The use of a convolutional neural network (CNN) model for automatic segmentation in lumbar lateral radiographs has the potential to enhance efficiency in evaluating various spinal parameters. This method saves time for clinicians by automating measurement and detection of normal or abnormal spinal parameters [
1]. With CNN algorithms, lesion detection can be applied in various clinical fields. For instance, in the detection of lung lesions, CNN utilizes target detection to identify and locate diseases in chest x-rays, significantly improving work efficiency [
2]. The algorithm of artificial intelligence, based on radiological examinations, is not only used for identification of anatomical landmarks but also for lesion detection.
This study’s objective was to develop a deep learning (DL) algorithm for quantifying thoracolumbar (TL) fracture features using lumbar spine x-rays [
3]. The DL algorithm, based on Mask R-CNN (Mask Region-Based Convolutional Neural Networks), was trained on a dataset of 1,000 nonfractured and 318 fractured images. Validation was conducted with 213 internal and 200 external fractured images compared against measurements by an experienced radiologist (ground truth). The DL algorithm showed good to excellent agreement with ground truth for compression rate, Cobb angle, Gardner angle, and sagittal index in both internal and external validations. DL-assisted measurements significantly improved values, particularly for trainees. The study concludes that the DL algorithm is an accurate tool for quantifying TL fracture features, expected to expedite diagnoses and improve reliability, especially for trainees.
Early detection of pathological fractures is crucial for patients to receive timely treatment. For osteoporotic vertebral compression fractures (OVCF), 34 English-published randomized controlled trials on adults were analyzed, totaling 4,384 patients [
4]. Short-term results favored kyphoplasty with facet joint injection (KIJ) (87.7%), while long-term relief was better with unipedicular kyphoplasty (UKP) (74.9%). Vertebroplasty with facet joint injection (VIJ) was preferred for short-term disability (98.4%), and kyphoplasty for long-term (66.0%). Surgeries surpassed conservative treatment, with vertebral augmentation devices causing fewer new fractures, and curved vertebroplasty showing less cement leakage. UKP and VIJ demonstrated effectiveness for postoperative pain relief, with VIJ showing better disability improvement. The study recommends KIJ for short-term pain relief, and VIJ and UKP for long-term efficacy, highlighting VIJ’s benefits in disability outcomes and emphasizing comprehensive OVCF management.
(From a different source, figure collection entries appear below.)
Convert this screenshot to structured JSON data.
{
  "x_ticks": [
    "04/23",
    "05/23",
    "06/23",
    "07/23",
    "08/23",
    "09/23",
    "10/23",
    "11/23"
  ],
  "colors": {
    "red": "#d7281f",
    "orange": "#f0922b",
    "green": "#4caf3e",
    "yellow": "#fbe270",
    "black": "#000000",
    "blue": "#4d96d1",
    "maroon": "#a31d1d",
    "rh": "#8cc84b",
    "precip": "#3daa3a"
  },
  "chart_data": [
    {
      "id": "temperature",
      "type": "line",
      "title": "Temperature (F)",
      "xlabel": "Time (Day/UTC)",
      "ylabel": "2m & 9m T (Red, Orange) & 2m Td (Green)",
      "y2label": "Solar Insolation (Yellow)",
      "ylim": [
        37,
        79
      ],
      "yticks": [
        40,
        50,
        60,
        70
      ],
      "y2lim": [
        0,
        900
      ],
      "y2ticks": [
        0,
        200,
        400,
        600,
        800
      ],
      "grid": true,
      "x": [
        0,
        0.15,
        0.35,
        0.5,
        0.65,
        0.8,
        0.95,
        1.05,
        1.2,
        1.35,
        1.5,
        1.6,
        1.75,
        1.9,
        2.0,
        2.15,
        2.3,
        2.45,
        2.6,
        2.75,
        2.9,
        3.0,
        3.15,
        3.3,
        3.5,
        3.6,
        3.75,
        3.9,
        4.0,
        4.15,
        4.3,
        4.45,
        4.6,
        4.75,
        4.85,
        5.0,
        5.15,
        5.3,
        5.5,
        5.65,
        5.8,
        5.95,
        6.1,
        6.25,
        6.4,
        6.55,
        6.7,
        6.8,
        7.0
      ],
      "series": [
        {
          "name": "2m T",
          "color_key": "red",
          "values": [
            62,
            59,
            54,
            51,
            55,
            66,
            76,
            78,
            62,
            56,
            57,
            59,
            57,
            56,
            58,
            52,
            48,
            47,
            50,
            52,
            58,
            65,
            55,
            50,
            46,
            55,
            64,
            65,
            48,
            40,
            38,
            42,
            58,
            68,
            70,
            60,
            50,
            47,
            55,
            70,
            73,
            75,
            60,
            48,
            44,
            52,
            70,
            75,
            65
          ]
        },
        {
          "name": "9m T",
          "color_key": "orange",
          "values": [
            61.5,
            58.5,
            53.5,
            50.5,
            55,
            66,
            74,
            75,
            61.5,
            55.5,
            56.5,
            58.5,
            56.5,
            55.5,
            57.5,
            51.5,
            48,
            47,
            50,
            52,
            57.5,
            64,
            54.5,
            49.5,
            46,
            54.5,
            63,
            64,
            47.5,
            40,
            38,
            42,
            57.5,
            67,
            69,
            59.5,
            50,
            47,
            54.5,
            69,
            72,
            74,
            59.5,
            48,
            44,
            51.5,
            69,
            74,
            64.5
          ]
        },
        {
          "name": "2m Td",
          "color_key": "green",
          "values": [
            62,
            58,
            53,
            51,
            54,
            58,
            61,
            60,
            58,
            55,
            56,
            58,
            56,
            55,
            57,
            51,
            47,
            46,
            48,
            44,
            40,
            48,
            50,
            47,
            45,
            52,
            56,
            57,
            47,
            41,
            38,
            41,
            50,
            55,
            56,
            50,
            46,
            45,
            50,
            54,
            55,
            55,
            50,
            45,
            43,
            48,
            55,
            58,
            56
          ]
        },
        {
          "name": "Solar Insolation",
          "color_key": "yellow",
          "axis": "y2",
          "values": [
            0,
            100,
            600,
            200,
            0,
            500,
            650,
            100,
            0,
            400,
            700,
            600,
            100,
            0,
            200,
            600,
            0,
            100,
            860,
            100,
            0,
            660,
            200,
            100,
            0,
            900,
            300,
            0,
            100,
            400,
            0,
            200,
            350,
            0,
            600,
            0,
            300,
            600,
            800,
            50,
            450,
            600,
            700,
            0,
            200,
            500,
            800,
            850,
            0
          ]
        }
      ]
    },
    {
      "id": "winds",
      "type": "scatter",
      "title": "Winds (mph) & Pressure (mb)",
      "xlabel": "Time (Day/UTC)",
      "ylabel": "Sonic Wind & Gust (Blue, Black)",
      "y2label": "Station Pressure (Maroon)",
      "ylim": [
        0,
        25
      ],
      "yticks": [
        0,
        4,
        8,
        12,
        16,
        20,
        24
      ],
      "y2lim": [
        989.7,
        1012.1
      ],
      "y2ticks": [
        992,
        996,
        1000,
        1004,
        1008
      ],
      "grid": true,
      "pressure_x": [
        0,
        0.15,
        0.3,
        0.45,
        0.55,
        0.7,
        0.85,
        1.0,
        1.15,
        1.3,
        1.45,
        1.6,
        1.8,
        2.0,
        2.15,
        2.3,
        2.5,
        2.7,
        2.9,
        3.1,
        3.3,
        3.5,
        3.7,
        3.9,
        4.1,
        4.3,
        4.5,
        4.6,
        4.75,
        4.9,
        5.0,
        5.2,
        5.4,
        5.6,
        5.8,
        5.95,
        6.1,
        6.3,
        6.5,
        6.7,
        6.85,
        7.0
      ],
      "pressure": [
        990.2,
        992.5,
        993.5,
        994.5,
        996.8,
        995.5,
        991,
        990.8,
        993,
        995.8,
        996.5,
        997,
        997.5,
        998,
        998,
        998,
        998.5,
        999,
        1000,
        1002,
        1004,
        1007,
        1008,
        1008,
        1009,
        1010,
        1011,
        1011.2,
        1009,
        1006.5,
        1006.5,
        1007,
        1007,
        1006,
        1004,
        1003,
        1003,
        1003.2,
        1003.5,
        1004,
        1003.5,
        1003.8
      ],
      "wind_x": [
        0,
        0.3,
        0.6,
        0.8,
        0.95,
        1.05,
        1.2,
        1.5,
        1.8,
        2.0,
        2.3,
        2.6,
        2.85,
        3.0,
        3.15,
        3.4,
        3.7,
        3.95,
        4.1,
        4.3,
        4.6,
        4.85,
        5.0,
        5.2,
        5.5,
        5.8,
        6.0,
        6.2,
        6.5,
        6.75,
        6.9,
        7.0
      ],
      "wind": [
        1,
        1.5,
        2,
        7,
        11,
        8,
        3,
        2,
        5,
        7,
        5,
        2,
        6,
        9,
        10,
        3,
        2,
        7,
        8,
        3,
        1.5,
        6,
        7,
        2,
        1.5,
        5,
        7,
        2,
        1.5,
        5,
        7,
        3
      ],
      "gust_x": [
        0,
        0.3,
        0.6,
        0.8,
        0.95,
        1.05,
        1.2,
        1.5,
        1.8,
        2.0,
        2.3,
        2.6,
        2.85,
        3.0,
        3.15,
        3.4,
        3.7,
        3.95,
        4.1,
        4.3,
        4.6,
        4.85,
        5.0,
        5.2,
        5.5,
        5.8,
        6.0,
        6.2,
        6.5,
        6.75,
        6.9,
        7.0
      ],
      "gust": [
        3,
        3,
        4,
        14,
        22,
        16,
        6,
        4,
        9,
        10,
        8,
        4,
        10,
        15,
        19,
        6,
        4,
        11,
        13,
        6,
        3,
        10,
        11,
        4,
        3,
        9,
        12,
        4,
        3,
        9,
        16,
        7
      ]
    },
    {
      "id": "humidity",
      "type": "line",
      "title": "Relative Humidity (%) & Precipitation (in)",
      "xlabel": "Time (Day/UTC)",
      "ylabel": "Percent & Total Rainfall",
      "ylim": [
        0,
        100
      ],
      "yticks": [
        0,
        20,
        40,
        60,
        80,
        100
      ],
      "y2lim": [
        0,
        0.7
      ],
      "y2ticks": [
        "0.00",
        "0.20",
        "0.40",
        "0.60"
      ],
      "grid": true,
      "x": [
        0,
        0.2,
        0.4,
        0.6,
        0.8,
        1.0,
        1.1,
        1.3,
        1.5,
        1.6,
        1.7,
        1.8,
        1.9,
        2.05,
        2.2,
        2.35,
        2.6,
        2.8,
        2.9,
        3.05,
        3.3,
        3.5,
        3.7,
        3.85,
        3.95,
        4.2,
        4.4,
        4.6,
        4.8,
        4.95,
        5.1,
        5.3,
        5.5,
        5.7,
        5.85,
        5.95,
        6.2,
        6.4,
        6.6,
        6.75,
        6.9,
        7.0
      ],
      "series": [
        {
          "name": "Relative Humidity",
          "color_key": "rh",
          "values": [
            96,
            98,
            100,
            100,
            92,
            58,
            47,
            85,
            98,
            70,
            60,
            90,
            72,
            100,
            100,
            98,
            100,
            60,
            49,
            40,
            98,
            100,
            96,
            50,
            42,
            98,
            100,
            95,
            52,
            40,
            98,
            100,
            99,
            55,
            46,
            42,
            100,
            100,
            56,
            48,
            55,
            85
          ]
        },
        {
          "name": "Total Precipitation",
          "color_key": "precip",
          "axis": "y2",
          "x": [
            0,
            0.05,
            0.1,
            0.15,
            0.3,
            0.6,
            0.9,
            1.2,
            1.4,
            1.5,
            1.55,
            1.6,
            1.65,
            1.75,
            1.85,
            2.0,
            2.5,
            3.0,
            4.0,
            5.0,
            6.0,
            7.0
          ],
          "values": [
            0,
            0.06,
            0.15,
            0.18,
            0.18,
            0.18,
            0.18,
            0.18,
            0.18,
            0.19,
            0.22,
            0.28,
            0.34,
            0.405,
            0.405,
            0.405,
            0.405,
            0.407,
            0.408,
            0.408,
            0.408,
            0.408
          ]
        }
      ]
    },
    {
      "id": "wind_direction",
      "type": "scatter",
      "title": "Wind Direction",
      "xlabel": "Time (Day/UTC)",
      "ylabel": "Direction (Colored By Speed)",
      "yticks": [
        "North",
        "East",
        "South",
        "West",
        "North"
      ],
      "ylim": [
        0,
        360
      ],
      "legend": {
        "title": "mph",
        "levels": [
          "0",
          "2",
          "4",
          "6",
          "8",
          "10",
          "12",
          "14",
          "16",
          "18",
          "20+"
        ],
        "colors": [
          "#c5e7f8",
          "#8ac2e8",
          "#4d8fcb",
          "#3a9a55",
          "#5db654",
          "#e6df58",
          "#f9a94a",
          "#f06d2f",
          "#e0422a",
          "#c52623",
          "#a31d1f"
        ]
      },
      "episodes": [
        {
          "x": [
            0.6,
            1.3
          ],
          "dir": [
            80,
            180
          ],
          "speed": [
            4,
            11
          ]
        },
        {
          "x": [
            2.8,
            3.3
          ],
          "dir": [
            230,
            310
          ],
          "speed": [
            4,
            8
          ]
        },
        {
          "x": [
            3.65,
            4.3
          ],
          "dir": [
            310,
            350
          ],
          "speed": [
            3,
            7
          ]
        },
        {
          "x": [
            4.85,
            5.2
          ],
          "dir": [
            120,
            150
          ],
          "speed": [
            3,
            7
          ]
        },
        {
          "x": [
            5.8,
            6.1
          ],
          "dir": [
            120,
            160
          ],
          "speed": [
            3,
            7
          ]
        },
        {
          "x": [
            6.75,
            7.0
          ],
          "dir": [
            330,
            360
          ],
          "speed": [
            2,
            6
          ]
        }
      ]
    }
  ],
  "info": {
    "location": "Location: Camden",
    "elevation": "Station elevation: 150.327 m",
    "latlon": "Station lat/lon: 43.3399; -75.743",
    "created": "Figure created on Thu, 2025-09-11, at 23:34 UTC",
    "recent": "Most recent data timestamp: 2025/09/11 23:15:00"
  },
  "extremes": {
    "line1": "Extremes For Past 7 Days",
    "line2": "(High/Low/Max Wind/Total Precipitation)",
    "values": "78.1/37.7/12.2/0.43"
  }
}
Apart from surgical intervention, medical treatments like monoclonal antibody therapy for OVCFs can be considered. Teriparatide (Forsteo, Eli Lilly and Co., Indianapolis, IN, USA), a recombinant human parathyroid hormone, stimulates osteoblastic bone formation to improve bone quality and mass. Romosozumab (Evenity, Amgen, Thousand Oaks, CA, USA), a monoclonal antibody inhibiting sclerostin, increases bone formation and reduces bone resorption. A retrospective analysis compared 32 romosozumab and 23 teriparatide-treated postmenopausal patients with recent OVCFs [
5]. Romosozumab showed significantly higher bone mineral density (BMD) increase in femur total (p= 0.016) and lumbar spine (p= 0.016) compared to teriparatide. Numerical Rating Scale (NRS) decrease was also significantly higher with romosozumab (p= 0.013). While radiologic outcomes did not differ significantly, results suggest romosozumab may be more effective for OVCFs in postmenopausal females, improving BMD and reducing back pain (NRS).
Utilizing algorithms for artificial intelligence provides efficiency in detecting landmarks and lesions, benefiting both experts and trainees. Early diagnosis improves clinician decision-making and treatment outcomes, enhancing patients’ clinical outcomes and quality of life.